JNCI: Quality-of-life data rarely influence breast cancer interventions
At least 190 randomized clinical breast cancer trials conducted between 2001 and 2009 measured patients' quality-of-life, representing an outcome that, although growing in importance, still only influences clinical decision making in a minority of cases, according to a study published in the forthcoming February issue of the Journal of the National Cancer Institute.

According to the World Health Organization, quality-of-life (QOL), "is a broad-ranging concept affected in a complex way by the person's physical health, psychological state, level of independence..." and other patient-reported outcomes. "[F]or patients and clinicians, the effect of an intervention on QOL is of major interest...[as data] derived from QOL measured in clinical trials can be used to select the optimal intervention, describe a patient's experience, or provide prognostic information," wrote Julie Lemieux, MD, of the University of Quebec in Quebec City, and co-authors.

Despite the growing consideration of patient QOL, Lemieux and colleagues reported that in "breast cancer, patient-reported outcomes are rarely used for approval of a medical product. ... The incremental contribution of QOL measurement to clinical decision making beyond these traditional medical outcomes is unclear." Lemieux and colleagues sought to update their previous QOL review by examining the extent of QOL reporting in clinical trials and to evaluate the effect of QOL on clinical decision making.

The researchers found 190 randomized clinical breast cancer intervention trials on MEDLINE that measured patient-reported, psychosocial QOL indicators. Of these trials, 103 evaluated biomedical interventions and 87 studied nonbiomedical interventions (such as group therapy). Pairs of reviewers studied all articles for specific study variables.

Studies indicating that QOL metrics that influenced clinical decision making tallied 30.1 percent of biomedical trials and 63.2 percent of nonbiomedical trials. These numbers differed from the authors' previous review of clinical trials conducted between 1981 and 2001, in which the authors found 66 clinical trials that evaluated QOL. In this earlier review, 15.2 percent of biomedical trials and 95.0 percent of nonbiomedical trials evaluated QOL.

The authors also discovered a greater variety of interventions in the more recent review, including studies of physical activity. The most common QOL questionnaires administered to participants were the European Organization for Research and Treatment of Cancer QOL Questionnaire and the Functional Assessment of Cancer Therapy/Functional Assessment of Chronic Illness Therapy.

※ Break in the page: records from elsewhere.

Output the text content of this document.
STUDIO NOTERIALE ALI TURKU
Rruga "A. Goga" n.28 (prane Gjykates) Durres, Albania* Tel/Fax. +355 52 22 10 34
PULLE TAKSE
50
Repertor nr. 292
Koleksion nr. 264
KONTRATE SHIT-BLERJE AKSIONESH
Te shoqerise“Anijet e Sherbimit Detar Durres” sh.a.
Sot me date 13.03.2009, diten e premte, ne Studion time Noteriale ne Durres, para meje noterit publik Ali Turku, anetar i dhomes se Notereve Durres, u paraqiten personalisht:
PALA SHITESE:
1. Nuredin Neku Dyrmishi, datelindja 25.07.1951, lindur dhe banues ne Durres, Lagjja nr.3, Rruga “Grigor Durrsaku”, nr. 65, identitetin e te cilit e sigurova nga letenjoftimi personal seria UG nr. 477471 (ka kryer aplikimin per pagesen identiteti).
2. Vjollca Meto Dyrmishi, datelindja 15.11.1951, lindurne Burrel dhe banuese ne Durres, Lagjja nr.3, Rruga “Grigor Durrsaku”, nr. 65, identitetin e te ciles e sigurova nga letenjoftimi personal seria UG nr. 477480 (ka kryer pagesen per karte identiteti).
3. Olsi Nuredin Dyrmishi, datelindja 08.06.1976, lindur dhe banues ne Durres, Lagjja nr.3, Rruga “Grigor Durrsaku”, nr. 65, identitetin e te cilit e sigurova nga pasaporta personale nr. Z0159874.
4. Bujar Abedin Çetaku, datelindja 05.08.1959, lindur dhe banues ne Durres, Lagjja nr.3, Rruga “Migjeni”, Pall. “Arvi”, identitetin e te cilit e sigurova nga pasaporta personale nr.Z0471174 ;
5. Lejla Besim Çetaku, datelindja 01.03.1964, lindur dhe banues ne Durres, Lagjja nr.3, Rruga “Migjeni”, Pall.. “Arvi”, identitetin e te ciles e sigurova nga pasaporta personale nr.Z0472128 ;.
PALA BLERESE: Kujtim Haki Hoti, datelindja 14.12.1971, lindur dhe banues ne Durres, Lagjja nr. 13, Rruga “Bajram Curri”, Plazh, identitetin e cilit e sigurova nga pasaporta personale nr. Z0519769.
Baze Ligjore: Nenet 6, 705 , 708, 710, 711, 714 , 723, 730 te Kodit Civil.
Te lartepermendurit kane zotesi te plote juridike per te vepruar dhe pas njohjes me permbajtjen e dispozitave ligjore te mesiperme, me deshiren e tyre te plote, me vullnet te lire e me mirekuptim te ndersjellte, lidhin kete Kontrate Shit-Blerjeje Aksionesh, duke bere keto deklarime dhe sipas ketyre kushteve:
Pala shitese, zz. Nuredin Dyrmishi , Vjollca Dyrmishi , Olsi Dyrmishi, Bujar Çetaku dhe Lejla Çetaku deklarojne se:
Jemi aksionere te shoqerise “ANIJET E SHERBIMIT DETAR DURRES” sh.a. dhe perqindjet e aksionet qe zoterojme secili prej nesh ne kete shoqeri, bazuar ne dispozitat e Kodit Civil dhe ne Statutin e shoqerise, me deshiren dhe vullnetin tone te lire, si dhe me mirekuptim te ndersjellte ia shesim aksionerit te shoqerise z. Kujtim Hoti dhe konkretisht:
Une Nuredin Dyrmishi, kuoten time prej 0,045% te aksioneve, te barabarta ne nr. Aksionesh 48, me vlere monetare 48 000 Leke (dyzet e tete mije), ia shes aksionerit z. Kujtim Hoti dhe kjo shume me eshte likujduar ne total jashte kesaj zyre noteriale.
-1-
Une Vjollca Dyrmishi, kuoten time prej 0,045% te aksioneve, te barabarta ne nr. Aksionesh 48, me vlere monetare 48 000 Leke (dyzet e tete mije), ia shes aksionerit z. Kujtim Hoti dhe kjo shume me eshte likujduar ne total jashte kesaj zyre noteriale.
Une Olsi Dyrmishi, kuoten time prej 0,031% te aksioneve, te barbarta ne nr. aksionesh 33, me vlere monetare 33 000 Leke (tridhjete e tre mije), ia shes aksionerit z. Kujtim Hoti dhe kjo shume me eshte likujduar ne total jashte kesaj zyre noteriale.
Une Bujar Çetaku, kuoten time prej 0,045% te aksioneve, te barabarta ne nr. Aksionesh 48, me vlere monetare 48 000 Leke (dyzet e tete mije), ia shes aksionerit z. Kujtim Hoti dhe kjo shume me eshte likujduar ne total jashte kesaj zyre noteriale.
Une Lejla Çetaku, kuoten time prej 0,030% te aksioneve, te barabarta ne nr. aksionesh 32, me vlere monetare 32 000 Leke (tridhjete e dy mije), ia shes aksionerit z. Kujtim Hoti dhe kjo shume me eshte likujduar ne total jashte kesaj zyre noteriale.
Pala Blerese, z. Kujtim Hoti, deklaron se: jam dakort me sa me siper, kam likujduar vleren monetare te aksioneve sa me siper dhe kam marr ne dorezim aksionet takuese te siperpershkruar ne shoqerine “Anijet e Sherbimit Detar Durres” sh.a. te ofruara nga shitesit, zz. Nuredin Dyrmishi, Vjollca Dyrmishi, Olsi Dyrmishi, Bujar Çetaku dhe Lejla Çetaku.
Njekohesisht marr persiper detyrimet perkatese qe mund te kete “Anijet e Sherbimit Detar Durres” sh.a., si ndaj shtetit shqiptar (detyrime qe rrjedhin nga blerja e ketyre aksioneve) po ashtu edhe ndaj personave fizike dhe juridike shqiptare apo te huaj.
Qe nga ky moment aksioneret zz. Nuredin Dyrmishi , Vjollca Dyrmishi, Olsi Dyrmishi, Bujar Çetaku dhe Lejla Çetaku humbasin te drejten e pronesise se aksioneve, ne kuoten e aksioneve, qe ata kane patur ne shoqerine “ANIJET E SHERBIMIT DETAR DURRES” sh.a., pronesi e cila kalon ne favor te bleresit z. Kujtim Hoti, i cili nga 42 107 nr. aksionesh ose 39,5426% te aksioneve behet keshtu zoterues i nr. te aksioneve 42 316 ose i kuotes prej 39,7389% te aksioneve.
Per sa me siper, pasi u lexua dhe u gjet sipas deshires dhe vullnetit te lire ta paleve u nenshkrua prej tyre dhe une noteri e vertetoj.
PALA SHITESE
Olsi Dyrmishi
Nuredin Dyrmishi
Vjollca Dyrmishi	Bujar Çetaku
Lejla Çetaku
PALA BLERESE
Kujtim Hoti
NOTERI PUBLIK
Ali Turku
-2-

In assessing the quality of the studies, the authors observed no change in the proportion of studies that reported the sample sizes of the trials, the response-rates, the timing of the questionnaires' administrations and the statistical methods that were utilized, which in both reviews exceeded 80 percent.

"Three criteria were not evaluated in the previous review but were assessed in this update: whether power and sample size calculations for QOL outcomes were reported, a description of how missing data were handled, and whether the clinical significance of expected or obtained results was reported," Lemieux and colleagues wrote. "Adherence to all of these criteria was poor, and less than one-third of articles reported on them. It is surprising that sample size calculations were not always reported, even in trials in which QOL was a primary endpoint."

"The large increase in the number of published studies identified in this high-quality systematic review reflects the increased acceptance of the patient's voice in assessing the outcome of trials as well as the participation of expert QOL investigators in the design, conduct, and analysis of clinical trials," commented Patricia A. Ganz, MD, of the Jonsson Comprehensive Cancer Center at the University of California, Los Angeles.

Ganz argued that symptom-focused patient-reported outcomes should play a larger role in the assessment of QOL and its influence on clinical decision making. Moreover, Ganz contended that because many of the studies identified in Lemeiux and co-authors' review were "designed in the mid to late 1990s, they may not reflect the many improvements in study design and data collection that are now standard in clinical trials that incorporate patient-reported outcomes."

Lemieux and co-authors themselves acknowledged that their review probably fell short of exhaustiveness, due to complicated study results, the likelihood that studies with negative QOL findings were not published and as the result of the authors' search being limited to English-language studies only.

Lemieux and colleagues concluded by saying that "QOL data tend to be most useful for clinical decision making in trials of nonbiomedical interventions, in which QOL is often the primary outcome. In randomized clinical trials testing adjuvant treatments, QOL data provided additional information on the effect of new treatments; however, QOL data rarely affected the decision to use or not to use these new interventions."